Autre spécificité de ce duo à toute épreuve? Leurs enfants, Louise et James, nés en 2003 et 2007, ne porteront pas de titre nobiliaire. «Nous essayons de les éduquer en sachant qu’ils seront très probablement amenés à travailler pour gagner leur vie», justifie Sophie au Times, en 2020. «C’est pourquoi nous avons pris la décision de ne pas utiliser les titres SAR. Ils les ont, et peuvent décider de les utiliser à partir de 18 ans, mais je pense que c'est très peu probable.»
La dure réhabilitation
Avant de trouver enfin un job dans lequel ils excellent, celui de membres actifs de la famille royale, le purgatoire aura été lent. Douloureux. Pour se racheter une noblesse, il aura fallu aux Wessex beaucoup de temps, discrétion, travail en coulisses et obligations familiales acceptées sans sourciller.
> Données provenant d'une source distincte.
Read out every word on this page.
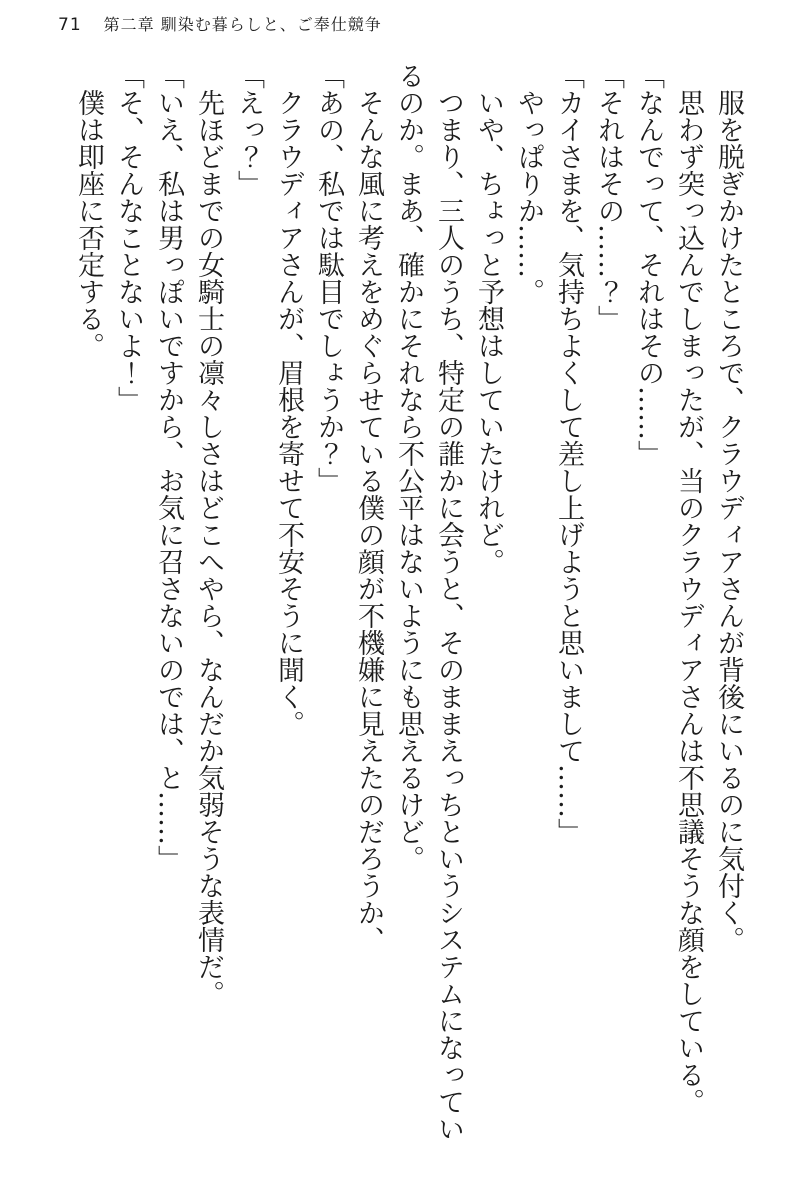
71 第二章 馴染む暮らしと、ご奉仕競争

服を脱ぎかけたところで、クラウディアさんが背後にいるのに気付く。

思わず突っ込んでしまったが、当のクラウディアさんは不思議そうな顔をしている。

「なんでって、それはその……」

「それはその……？」

「カイさまを、気持ちよくして差し上げようと思いまして……」

やっぱりか……。

いや、ちょっと予想はしていたけれど。

つまり、三人のうち、特定の誰かに会うと、そのままえっちというシステムになっているのか。まあ、確かにそれなら不公平はないようにも思えるけど。

そんな風に考えをめぐらせている僕の顔が不機嫌に見えたのだろうか、

「あの、私では駄目でしょうか？」

クラウディアさんが、眉根を寄せて不安そうに聞く。

「えっ？」

先ほどまでの女騎士の凛々しさはどこへやら、なんだか気弱そうな表情だ。

「いえ、私は男っぽいですから、お気に召さないのでは、と……」

「そ、そんなことないよ！」

僕は即座に否定する。
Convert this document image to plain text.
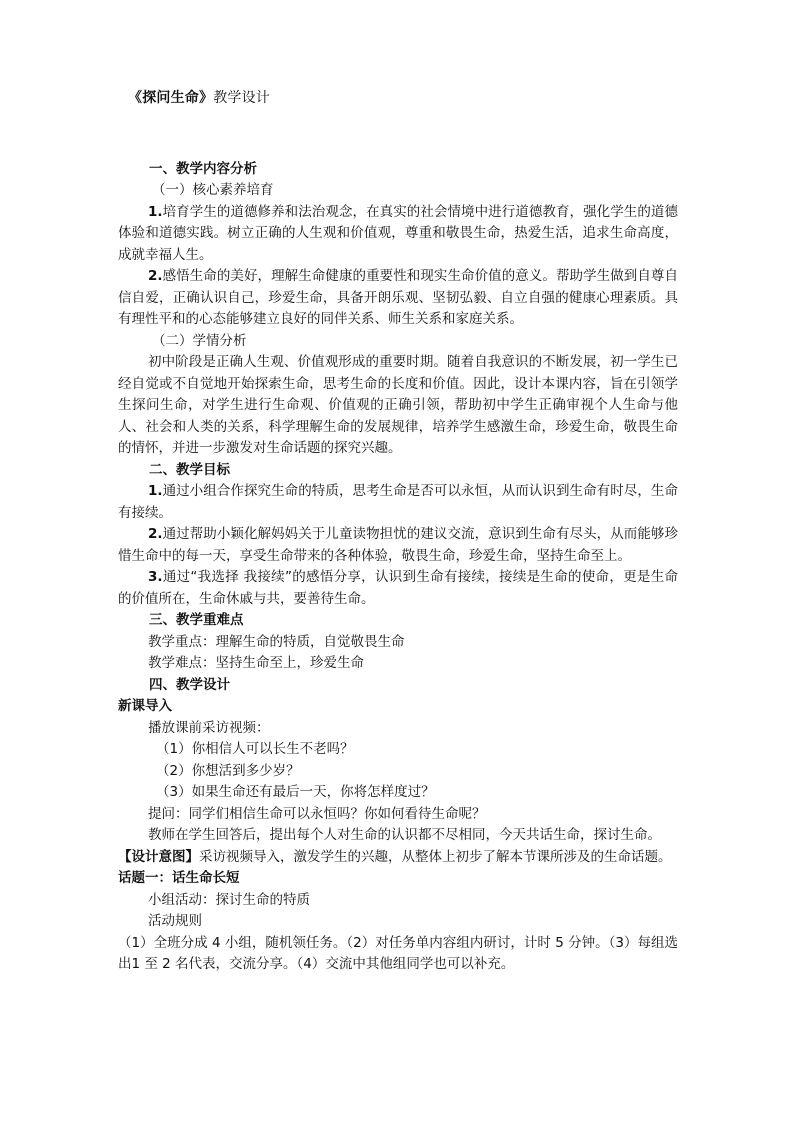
《探问生命》教学设计
一、教学内容分析
（一）核心素养培育
1.培育学生的道德修养和法治观念，在真实的社会情境中进行道德教育，强化学生的道德体验和道德实践。树立正确的人生观和价值观，尊重和敬畏生命，热爱生活，追求生命高度，成就幸福人生。
2.感悟生命的美好，理解生命健康的重要性和现实生命价值的意义。帮助学生做到自尊自信自爱，正确认识自己，珍爱生命，具备开朗乐观、坚韧弘毅、自立自强的健康心理素质。具有理性平和的心态能够建立良好的同伴关系、师生关系和家庭关系。
（二）学情分析
初中阶段是正确人生观、价值观形成的重要时期。随着自我意识的不断发展，初一学生已经自觉或不自觉地开始探索生命，思考生命的长度和价值。因此，设计本课内容，旨在引领学生探问生命，对学生进行生命观、价值观的正确引领，帮助初中学生正确审视个人生命与他人、社会和人类的关系，科学理解生命的发展规律，培养学生感激生命，珍爱生命，敬畏生命的情怀，并进一步激发对生命话题的探究兴趣。
二、教学目标
1.通过小组合作探究生命的特质，思考生命是否可以永恒，从而认识到生命有时尽，生命有接续。
2.通过帮助小颖化解妈妈关于儿童读物担忧的建议交流，意识到生命有尽头，从而能够珍惜生命中的每一天，享受生命带来的各种体验，敬畏生命，珍爱生命，坚持生命至上。
3.通过“我选择 我接续”的感悟分享，认识到生命有接续，接续是生命的使命，更是生命的价值所在，生命休戚与共，要善待生命。
三、教学重难点
教学重点：理解生命的特质，自觉敬畏生命
教学难点：坚持生命至上，珍爱生命
四、教学设计
新课导入
播放课前采访视频：
（1）你相信人可以长生不老吗？
（2）你想活到多少岁？
（3）如果生命还有最后一天，你将怎样度过？
提问：同学们相信生命可以永恒吗？你如何看待生命呢？
教师在学生回答后，提出每个人对生命的认识都不尽相同，今天共话生命，探讨生命。
【设计意图】采访视频导入，激发学生的兴趣，从整体上初步了解本节课所涉及的生命话题。
话题一：话生命长短
小组活动：探讨生命的特质
活动规则
（1）全班分成 4 小组，随机领任务。（2）对任务单内容组内研讨，计时 5 分钟。（3）每组选出1 至 2 名代表，交流分享。（4）交流中其他组同学也可以补充。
Le départ d'Harry et Meghan de la Firme permet à ces «nouveaux ambassadeurs» de combler la place vacante et de démontrer leur utilité. Si bien qu'en 2021, Vanity Fair écrit déjà que ces «travailleurs acharnés» sont «exactement ce dont la monarchie assiégée a besoin».
Trois ans plus tard, alors que la famille royale est confrontée à une crise sanitaire et à un manque de membres actifs sans précédent, le comte et la comtesse de Wessex se révèlent plus indispensables que jamais. Depuis que son frère aîné est hors de course, Edward, qui vient l'an dernier d'hériter du titre paternel de «duc d'Edimbourg», accumule les engagements. Selon le Telegraph, sa charge de travail n'est égalée que par celle de la princesse royale, Anne, réputée véritable bourreau de travail.
Il aura fallu attendre 60 ans pour que ce drôle de numéro trouve enfin sa voie. Derrière la façade d'acteur gâté et inconsistant, «c'est un gars vraiment dur», affirme un ancien garde-chasse de Balmoral, qui a emmené le prince traquer des cerfs dans les collines autour de la maison des Highlands. «Edward était de loin le plus dur de tous les princes. Rien n’était trop pour lui.» Ces prochains mois devraient nous en fournir la preuve.